Un salarié peut obtenir en référé les fiches de paie de collègues pour établir une discrimination
Le salarié qui s’estime victime d’une discrimination peut demander en référé la communication par l’employeur de documents en sa possession (contrats de travail, fiches de paie…) permettant de comparer sa situation avec celle de ses collègues.
La Cour de cassation offre aux salariés s’estimant victimes d’une discrimination un moyen de réunir les éléments de preuve permettant d’établir qu’ils ont bien été discriminés.
En l’espèce, deux salariés s’estimaient victimes de discrimination aux motifs que certains de leurs collègues percevaient une rémunération plus élevée et étaient classés dans une catégorie supérieure. Ils ont donc demandé, sur le fondement de l’article 145 du Code de procédure civile, à la juridiction prud’homale de référé que l’employeur leur communique différents éléments d’information concernant ces salariés (contrats de travail, avenants, bulletins de paie, montant des primes distribuées depuis 10 ans, tableaux d’avancement et de promotion). Pour s’y opposer, l’employeur faisait valoir que leur requête portait atteinte à la vie personnelle des autres salariés et au secret des affaires et opérait un renversement de la charge de la preuve, les salariés ne fournissant pas le moindre élément susceptible d’étayer leurs soupçons. A tort, a estimé la Cour de cassation approuvant la Cour d’appel d’avoir fait droit à la demande des salariés (Cass. Soc., 19 décembre 2012, n°10-20.526).

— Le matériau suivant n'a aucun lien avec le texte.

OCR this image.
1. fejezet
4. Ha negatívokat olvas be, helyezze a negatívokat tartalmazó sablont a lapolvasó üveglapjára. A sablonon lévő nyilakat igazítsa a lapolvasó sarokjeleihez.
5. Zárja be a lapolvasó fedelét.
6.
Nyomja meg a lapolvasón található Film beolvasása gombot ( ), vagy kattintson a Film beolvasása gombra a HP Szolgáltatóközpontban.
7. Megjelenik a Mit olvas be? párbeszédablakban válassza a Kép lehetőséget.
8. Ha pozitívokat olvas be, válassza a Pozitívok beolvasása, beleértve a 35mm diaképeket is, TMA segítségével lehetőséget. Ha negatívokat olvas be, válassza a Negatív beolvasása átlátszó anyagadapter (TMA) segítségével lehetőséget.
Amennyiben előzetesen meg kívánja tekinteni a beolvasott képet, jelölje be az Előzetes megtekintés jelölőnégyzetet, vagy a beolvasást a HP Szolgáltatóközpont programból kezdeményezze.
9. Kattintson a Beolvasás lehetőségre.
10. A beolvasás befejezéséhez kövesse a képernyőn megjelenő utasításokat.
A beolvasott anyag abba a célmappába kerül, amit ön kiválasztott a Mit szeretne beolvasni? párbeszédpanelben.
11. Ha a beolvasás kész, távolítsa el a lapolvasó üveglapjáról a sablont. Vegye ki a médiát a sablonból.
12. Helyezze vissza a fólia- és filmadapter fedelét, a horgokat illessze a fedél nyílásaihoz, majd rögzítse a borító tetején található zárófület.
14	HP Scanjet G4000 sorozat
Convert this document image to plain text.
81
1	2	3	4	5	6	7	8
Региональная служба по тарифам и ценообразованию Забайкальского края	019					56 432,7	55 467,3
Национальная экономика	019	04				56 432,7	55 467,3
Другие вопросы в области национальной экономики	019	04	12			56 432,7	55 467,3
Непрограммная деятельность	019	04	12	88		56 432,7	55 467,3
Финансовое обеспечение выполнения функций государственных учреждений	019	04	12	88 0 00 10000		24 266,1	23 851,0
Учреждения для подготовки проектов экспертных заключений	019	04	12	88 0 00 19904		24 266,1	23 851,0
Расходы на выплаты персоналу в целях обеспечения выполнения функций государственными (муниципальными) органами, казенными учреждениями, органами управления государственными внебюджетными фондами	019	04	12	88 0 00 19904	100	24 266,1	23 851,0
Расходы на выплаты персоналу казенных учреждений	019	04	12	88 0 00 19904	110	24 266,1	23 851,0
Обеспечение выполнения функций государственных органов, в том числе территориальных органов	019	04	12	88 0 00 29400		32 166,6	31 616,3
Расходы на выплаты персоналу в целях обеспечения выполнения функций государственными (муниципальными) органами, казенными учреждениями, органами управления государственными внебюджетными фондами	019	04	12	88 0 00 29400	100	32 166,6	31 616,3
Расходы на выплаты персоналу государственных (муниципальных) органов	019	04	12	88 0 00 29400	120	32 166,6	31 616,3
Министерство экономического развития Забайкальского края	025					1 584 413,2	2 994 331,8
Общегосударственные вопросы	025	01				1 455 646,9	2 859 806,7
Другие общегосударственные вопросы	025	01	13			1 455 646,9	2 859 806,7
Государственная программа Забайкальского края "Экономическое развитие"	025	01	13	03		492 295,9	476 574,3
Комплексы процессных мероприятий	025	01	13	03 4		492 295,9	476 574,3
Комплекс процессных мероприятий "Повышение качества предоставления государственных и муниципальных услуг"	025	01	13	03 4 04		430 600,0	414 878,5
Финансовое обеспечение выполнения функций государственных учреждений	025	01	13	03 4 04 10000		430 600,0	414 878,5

L’article 145 du Code de procédure civile permet, avant tout procès sur le fond, de demander en référé la communication d’éléments de preuve dont une partie dispose et dont dépend la solution du litige. Cette procédure n’est pas limitée à la conservation des preuves et peut aussi tendre à leur établissement.
Pour la Cour de cassation, le respect de la vie personnelle des salariés et le secret des affaires ne constituent pas un obstacle à l’application des dispositions de l’article 145 précité, dès lors que le juge constate que les mesures demandées procèdent d’un motif légitime et sont nécessaires à la protection des droits de la partie qui les sollicite.
L’appréciation du motif légitime relève du pouvoir souverain des juges du fond. Ces derniers ont donc pu décider que le salarié qui s’estime victime d’une discrimination justifie d’un motif légitime à obtenir en référé la communication de documents nécessaires à la protection de ses droits, dont seul l’employeur dispose et qu’il refuse de fournir.
En effet, en cas de discrimination, il appartient au salarié d’établir les éléments de faits laissant supposer l’existence de cette discrimination. Ces éléments sont donc nécessaires à la protection de ses droits. Or, en matière salariale, seul l’employeur dispose des informations relatives au montant des rémunérations versées à son personnel, le salarié n’ayant aucun moyen de connaître exactement celles de ses collègues.
En conséquence, les salariés justifiaient bien d’un motif légitime puisque, pour voir aboutir leurs demandes, ils devaient produire des éléments connus seulement de l’employeur. Par ailleurs, les juges ont relevé que cette demande n’opérait pas un renversement de la charge de la preuve, dans la mesure où il appartiendra aux parties, au vu des documents communiqués, de démontrer l’existence ou l’absence de discrimination, fondement de l’action en justice éventuelle des salariés.